Last week Erin and I took a walk across the Hudson River on the longest elevated footbridge in the world. The Hudson was spectacular from that height, nothing like the smaller Colorado River I’m more familiar with. The Hudson is more like a gushing inlet from the sea; bordered this time of year on both sides with hills of orange, red, yellow, pierced here and there by buildings.
The walkway was once a railroad bridge that’s been retrofitted for foot traffic. The walkway is now a long metal bridge paved with concrete and fitted with chain link fence over the end portions to prevent people from throwing trash onto land. I don’t know what prevents people from throwing trash directly into the Hudson (perhaps a sense of decency). The walkway gives a great view of the Hudson and surrounding landscape and is usually full of people and their dogs. Along the walkway there are a few placards talking about wildlife including Ring-billed Gulls, Blue Crabs and Glass Eels. Glass Eels and Blue Crabs are both fished commercially but the most interesting thing about them is how they highlight that the Hudson River is a tidal estuary for most of its length; where salt and fresh water mix to make brackish water. The rising tide often pushes its way upstream into the Hudson. Even the name Hudson points to it’s close connection with the sea. Henry Hudson was an ocean going explorer who searched in vain for the famed Northwest Passage as a trade route with Asia. Hudson ironically seems to have died abandoned in his namesake Hudson Bay as a victim of mutineers.
After crossing the Hudson, we made our way into the Town of Floyd and Illinois Mountain Park. The park is a beautiful, if not secluded little park of hilly forest, decked out in November with fall colors. A small pond with a floating dock for swimmers signaled the beginning of the park and seemed a sad farewell to summer weather. Past the pond the trees closed in around the trail and the rustle of leaves became the normal sound of walking.
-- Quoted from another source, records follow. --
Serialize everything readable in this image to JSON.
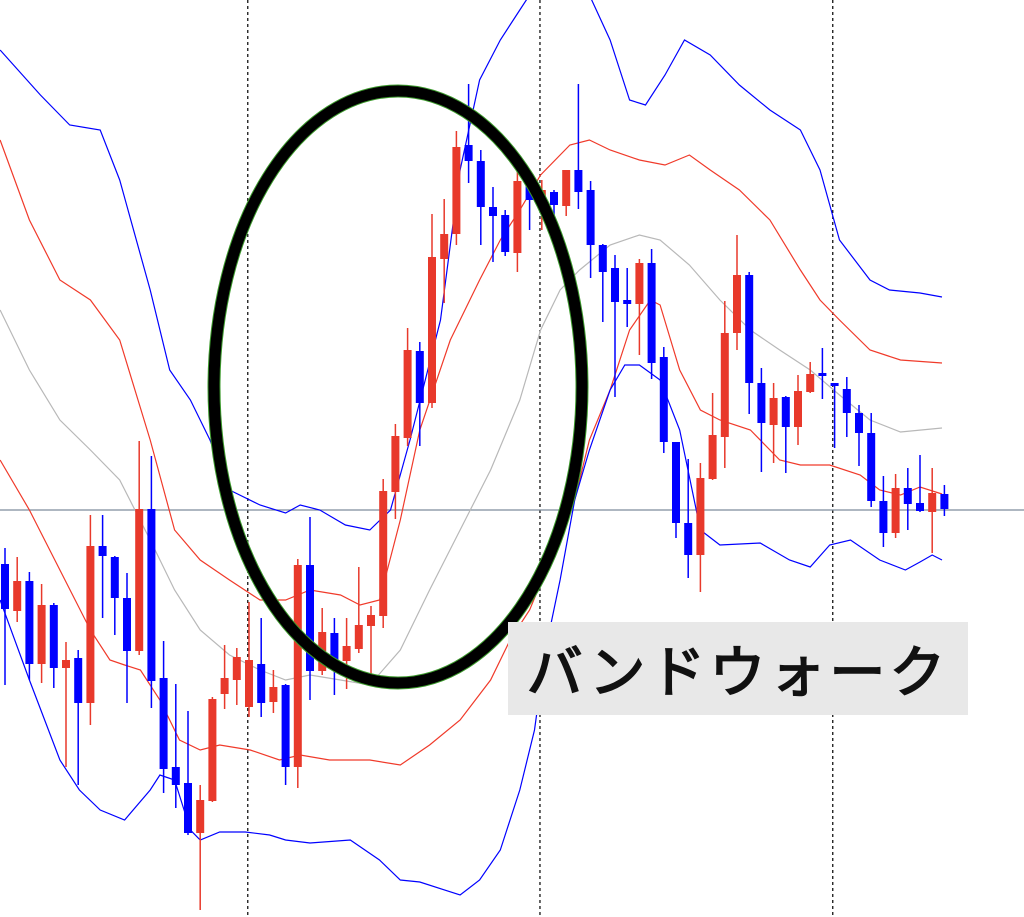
{
  "chart_data": {
    "type": "candlestick",
    "title": "",
    "xlabel": "",
    "ylabel": "",
    "ylim": [
      8.3,
      100
    ],
    "grid": false,
    "colors": {
      "up": "#e8392b",
      "down": "#0000ff",
      "band_outer": "#0000ff",
      "band_inner": "#f03a2a",
      "middle": "#b8b8b8",
      "reference_line": "#7d8c9c",
      "annotation": "#000000"
    },
    "reference_line": 49.0,
    "period_separators": [
      19.9,
      43.85,
      67.85
    ],
    "candles_ohlc": [
      [
        43.6,
        45.2,
        31.5,
        39.1
      ],
      [
        38.9,
        44.3,
        37.8,
        41.9
      ],
      [
        41.9,
        42.8,
        32.0,
        33.6
      ],
      [
        33.6,
        41.6,
        31.7,
        39.5
      ],
      [
        39.5,
        39.7,
        31.2,
        33.2
      ],
      [
        33.2,
        35.8,
        23.3,
        34.0
      ],
      [
        34.2,
        35.0,
        21.5,
        29.7
      ],
      [
        29.7,
        48.5,
        27.5,
        45.4
      ],
      [
        45.4,
        48.5,
        38.2,
        44.4
      ],
      [
        44.3,
        44.4,
        36.5,
        40.2
      ],
      [
        40.2,
        42.7,
        29.7,
        34.9
      ],
      [
        34.9,
        55.9,
        34.5,
        49.1
      ],
      [
        49.1,
        54.4,
        29.2,
        31.9
      ],
      [
        32.2,
        35.9,
        20.7,
        23.1
      ],
      [
        23.3,
        31.6,
        19.2,
        21.5
      ],
      [
        21.7,
        28.9,
        16.5,
        16.7
      ],
      [
        16.7,
        21.5,
        9.0,
        20.0
      ],
      [
        19.9,
        30.3,
        19.8,
        30.1
      ],
      [
        30.6,
        35.5,
        29.1,
        32.2
      ],
      [
        32.0,
        35.2,
        29.5,
        34.3
      ],
      [
        29.3,
        39.8,
        28.3,
        34.0
      ],
      [
        33.6,
        38.2,
        28.3,
        29.7
      ],
      [
        29.8,
        33.0,
        28.7,
        31.3
      ],
      [
        31.5,
        31.6,
        21.5,
        23.3
      ],
      [
        23.3,
        44.1,
        21.2,
        43.5
      ],
      [
        43.5,
        48.3,
        30.0,
        32.9
      ],
      [
        32.9,
        39.2,
        32.5,
        36.8
      ],
      [
        36.7,
        38.2,
        30.5,
        33.9
      ],
      [
        33.9,
        38.2,
        31.1,
        35.4
      ],
      [
        35.1,
        43.3,
        34.7,
        37.5
      ],
      [
        37.4,
        39.4,
        31.9,
        38.5
      ],
      [
        38.4,
        52.1,
        37.2,
        50.9
      ],
      [
        50.8,
        57.6,
        48.1,
        56.4
      ],
      [
        56.2,
        67.2,
        55.4,
        65.0
      ],
      [
        64.9,
        65.8,
        55.4,
        59.7
      ],
      [
        59.7,
        78.6,
        59.2,
        74.3
      ],
      [
        74.1,
        80.1,
        69.7,
        76.6
      ],
      [
        76.6,
        86.9,
        75.5,
        85.3
      ],
      [
        85.5,
        91.6,
        81.7,
        83.9
      ],
      [
        83.9,
        85.0,
        75.5,
        79.3
      ],
      [
        79.3,
        81.3,
        73.8,
        78.4
      ],
      [
        78.5,
        79.0,
        74.4,
        74.8
      ],
      [
        74.7,
        82.9,
        72.8,
        81.9
      ],
      [
        81.5,
        82.5,
        77.0,
        80.0
      ],
      [
        79.5,
        82.0,
        77.0,
        81.0
      ],
      [
        80.8,
        81.0,
        78.4,
        79.5
      ],
      [
        79.4,
        83.0,
        78.4,
        83.0
      ],
      [
        83.0,
        91.6,
        79.1,
        80.8
      ],
      [
        81.0,
        81.9,
        72.2,
        75.5
      ],
      [
        75.5,
        75.6,
        67.8,
        72.8
      ],
      [
        73.2,
        74.5,
        60.3,
        69.8
      ],
      [
        70.0,
        73.2,
        67.3,
        69.6
      ],
      [
        69.6,
        74.1,
        64.5,
        73.7
      ],
      [
        73.7,
        75.1,
        62.1,
        63.7
      ],
      [
        64.3,
        65.3,
        54.7,
        55.8
      ],
      [
        55.8,
        55.8,
        46.2,
        47.7
      ],
      [
        47.7,
        54.1,
        42.2,
        44.5
      ],
      [
        44.5,
        53.7,
        40.8,
        52.2
      ],
      [
        52.1,
        60.7,
        52.0,
        56.5
      ],
      [
        56.3,
        69.9,
        53.2,
        66.7
      ],
      [
        66.7,
        76.5,
        65.0,
        72.5
      ],
      [
        72.5,
        72.8,
        58.6,
        61.7
      ],
      [
        61.7,
        63.2,
        52.8,
        57.7
      ],
      [
        57.5,
        61.7,
        53.7,
        60.2
      ],
      [
        60.3,
        60.4,
        52.7,
        57.3
      ],
      [
        57.3,
        62.5,
        55.5,
        60.9
      ],
      [
        60.8,
        63.8,
        60.7,
        62.6
      ],
      [
        62.7,
        65.2,
        60.1,
        62.4
      ],
      [
        61.7,
        61.7,
        55.2,
        61.4
      ],
      [
        61.1,
        62.3,
        56.3,
        58.7
      ],
      [
        58.7,
        59.5,
        53.4,
        56.7
      ],
      [
        56.7,
        58.7,
        49.3,
        49.9
      ],
      [
        49.9,
        52.4,
        45.3,
        46.7
      ],
      [
        46.7,
        52.6,
        46.2,
        51.2
      ],
      [
        51.2,
        53.2,
        47.0,
        49.6
      ],
      [
        49.7,
        54.5,
        48.8,
        48.9
      ],
      [
        48.8,
        53.2,
        44.7,
        50.7
      ],
      [
        50.6,
        51.5,
        48.4,
        49.1
      ]
    ],
    "bands": {
      "upper_outer": [
        [
          -0.4,
          95
        ],
        [
          2.9,
          90.5
        ],
        [
          5.3,
          87.5
        ],
        [
          7.8,
          87
        ],
        [
          9.4,
          82
        ],
        [
          11.9,
          71
        ],
        [
          13.5,
          63
        ],
        [
          15.2,
          60
        ],
        [
          16.8,
          56
        ],
        [
          18.4,
          51
        ],
        [
          20.9,
          49.5
        ],
        [
          23.0,
          48.7
        ],
        [
          24.2,
          49.5
        ],
        [
          25.8,
          49
        ],
        [
          27.9,
          47.5
        ],
        [
          29.9,
          47
        ],
        [
          31.6,
          49
        ],
        [
          33.2,
          56
        ],
        [
          35.7,
          68
        ],
        [
          37.3,
          83
        ],
        [
          38.9,
          92
        ],
        [
          40.6,
          96
        ],
        [
          42.2,
          99
        ],
        [
          43.0,
          100.5
        ],
        [
          47.9,
          100.5
        ],
        [
          49.6,
          96
        ],
        [
          51.2,
          90
        ],
        [
          52.5,
          89.5
        ],
        [
          54.1,
          92.5
        ],
        [
          55.7,
          96
        ],
        [
          57.8,
          94.5
        ],
        [
          60.2,
          91.5
        ],
        [
          62.7,
          89
        ],
        [
          65.2,
          87
        ],
        [
          66.8,
          83
        ],
        [
          68.4,
          76
        ],
        [
          70.9,
          72
        ],
        [
          72.5,
          71
        ],
        [
          75.0,
          70.7
        ],
        [
          76.8,
          70.3
        ]
      ],
      "upper_inner": [
        [
          -0.4,
          86
        ],
        [
          2.0,
          78
        ],
        [
          4.5,
          72
        ],
        [
          7.0,
          70
        ],
        [
          9.4,
          66
        ],
        [
          11.9,
          56
        ],
        [
          13.9,
          47
        ],
        [
          16.0,
          44
        ],
        [
          18.4,
          42
        ],
        [
          20.9,
          40
        ],
        [
          23.0,
          40
        ],
        [
          25.0,
          41
        ],
        [
          27.5,
          40.5
        ],
        [
          29.1,
          39.5
        ],
        [
          30.7,
          40
        ],
        [
          32.4,
          48
        ],
        [
          34.0,
          57
        ],
        [
          36.5,
          66
        ],
        [
          38.9,
          72
        ],
        [
          40.6,
          76
        ],
        [
          42.2,
          79
        ],
        [
          43.9,
          82.5
        ],
        [
          46.3,
          85.5
        ],
        [
          47.9,
          86
        ],
        [
          49.6,
          85
        ],
        [
          52.0,
          84
        ],
        [
          54.1,
          83.5
        ],
        [
          56.1,
          84.5
        ],
        [
          57.8,
          83
        ],
        [
          60.2,
          81
        ],
        [
          62.7,
          78
        ],
        [
          65.2,
          73
        ],
        [
          66.8,
          70
        ],
        [
          68.4,
          68
        ],
        [
          70.9,
          65
        ],
        [
          73.4,
          64
        ],
        [
          76.8,
          63.7
        ]
      ],
      "middle": [
        [
          -0.4,
          69
        ],
        [
          2.0,
          63
        ],
        [
          4.5,
          58
        ],
        [
          7.0,
          55
        ],
        [
          9.4,
          52
        ],
        [
          11.9,
          46
        ],
        [
          13.9,
          41
        ],
        [
          16.0,
          37
        ],
        [
          18.4,
          34.5
        ],
        [
          20.9,
          33
        ],
        [
          23.0,
          32
        ],
        [
          25.0,
          32.5
        ],
        [
          27.5,
          32
        ],
        [
          29.9,
          31.5
        ],
        [
          32.4,
          35
        ],
        [
          34.8,
          41
        ],
        [
          37.3,
          47
        ],
        [
          39.8,
          53
        ],
        [
          42.2,
          60
        ],
        [
          43.9,
          67
        ],
        [
          45.5,
          71
        ],
        [
          47.1,
          73
        ],
        [
          49.6,
          75.5
        ],
        [
          52.0,
          76.5
        ],
        [
          53.7,
          76
        ],
        [
          56.1,
          73.5
        ],
        [
          58.6,
          70
        ],
        [
          61.1,
          67
        ],
        [
          63.5,
          65
        ],
        [
          66.0,
          63
        ],
        [
          68.4,
          60.5
        ],
        [
          70.9,
          58
        ],
        [
          73.4,
          56.8
        ],
        [
          76.8,
          57.2
        ]
      ],
      "lower_inner": [
        [
          -0.4,
          54
        ],
        [
          2.0,
          49
        ],
        [
          4.5,
          43
        ],
        [
          7.0,
          37
        ],
        [
          8.6,
          34
        ],
        [
          9.8,
          33.5
        ],
        [
          11.1,
          33
        ],
        [
          12.7,
          30
        ],
        [
          14.3,
          26
        ],
        [
          16.0,
          25
        ],
        [
          17.6,
          25.5
        ],
        [
          20.1,
          25
        ],
        [
          22.5,
          24
        ],
        [
          24.2,
          24.5
        ],
        [
          26.6,
          24
        ],
        [
          29.9,
          24
        ],
        [
          32.4,
          23.5
        ],
        [
          34.8,
          25.5
        ],
        [
          37.3,
          28
        ],
        [
          39.8,
          32
        ],
        [
          41.4,
          36
        ],
        [
          43.0,
          39
        ],
        [
          44.7,
          44
        ],
        [
          46.7,
          50
        ],
        [
          47.9,
          56
        ],
        [
          49.6,
          61
        ],
        [
          51.2,
          67
        ],
        [
          52.9,
          70
        ],
        [
          53.7,
          69.5
        ],
        [
          55.3,
          63
        ],
        [
          57.0,
          59
        ],
        [
          58.6,
          58
        ],
        [
          61.1,
          57
        ],
        [
          63.5,
          54
        ],
        [
          65.2,
          53.5
        ],
        [
          67.6,
          53.5
        ],
        [
          70.1,
          52.5
        ],
        [
          71.7,
          51
        ],
        [
          73.4,
          50.5
        ],
        [
          75.0,
          51.3
        ],
        [
          76.8,
          50.6
        ]
      ],
      "lower_outer": [
        [
          -0.4,
          40
        ],
        [
          2.0,
          32
        ],
        [
          4.5,
          24
        ],
        [
          6.1,
          21
        ],
        [
          7.8,
          19
        ],
        [
          9.8,
          18
        ],
        [
          11.9,
          21
        ],
        [
          12.7,
          22.5
        ],
        [
          13.9,
          22
        ],
        [
          15.2,
          17
        ],
        [
          16.0,
          16
        ],
        [
          17.6,
          16.8
        ],
        [
          19.7,
          16.8
        ],
        [
          21.7,
          16.5
        ],
        [
          23.0,
          16
        ],
        [
          25.0,
          15.7
        ],
        [
          28.3,
          16
        ],
        [
          30.7,
          14
        ],
        [
          32.4,
          12
        ],
        [
          34.0,
          11.8
        ],
        [
          37.3,
          10.5
        ],
        [
          38.9,
          12
        ],
        [
          40.6,
          15
        ],
        [
          42.2,
          21
        ],
        [
          43.4,
          27
        ],
        [
          44.3,
          35
        ],
        [
          45.5,
          42
        ],
        [
          46.7,
          50
        ],
        [
          47.9,
          55
        ],
        [
          49.6,
          61
        ],
        [
          50.8,
          63.5
        ],
        [
          52.0,
          63.5
        ],
        [
          53.7,
          62
        ],
        [
          55.3,
          57
        ],
        [
          57.0,
          47
        ],
        [
          58.6,
          45.5
        ],
        [
          61.9,
          45.7
        ],
        [
          64.3,
          44
        ],
        [
          66.0,
          43.3
        ],
        [
          67.6,
          45.5
        ],
        [
          69.3,
          46
        ],
        [
          71.7,
          44
        ],
        [
          73.8,
          43
        ],
        [
          75.0,
          43.8
        ],
        [
          76.0,
          44.5
        ],
        [
          76.8,
          44
        ]
      ]
    },
    "annotation": {
      "text": "バンドウォーク",
      "shape": "ellipse"
    }
  }
}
Erin and I were able to complete 3 of 4 small trails but ran short of time, leaving the 4th for a future date. We got lucky enough to startle two coyotes and watch them run away up a hill and into the trees. Without the leaves on the ground, we probably would never have seen the shy canids. I first heard the rustle of an animal moving through the leaves and then looking up thought I saw a deer before realizing with surprise that I was seeing two coyotes. It was amazing to see how much larger Eastern Coyotes are than the Western Coyotes, although there is some debate as to why, it’s possible there is some hybridization with wolves involved. Unfortunately, although I aimed my camera in their direction and snapped some photos, I couldn’t find any sign of a coyote in the pictures later. With all of our walking over the Hudson, through the park, and back home, we estimated walking about 14 miles. Not a bad day at all.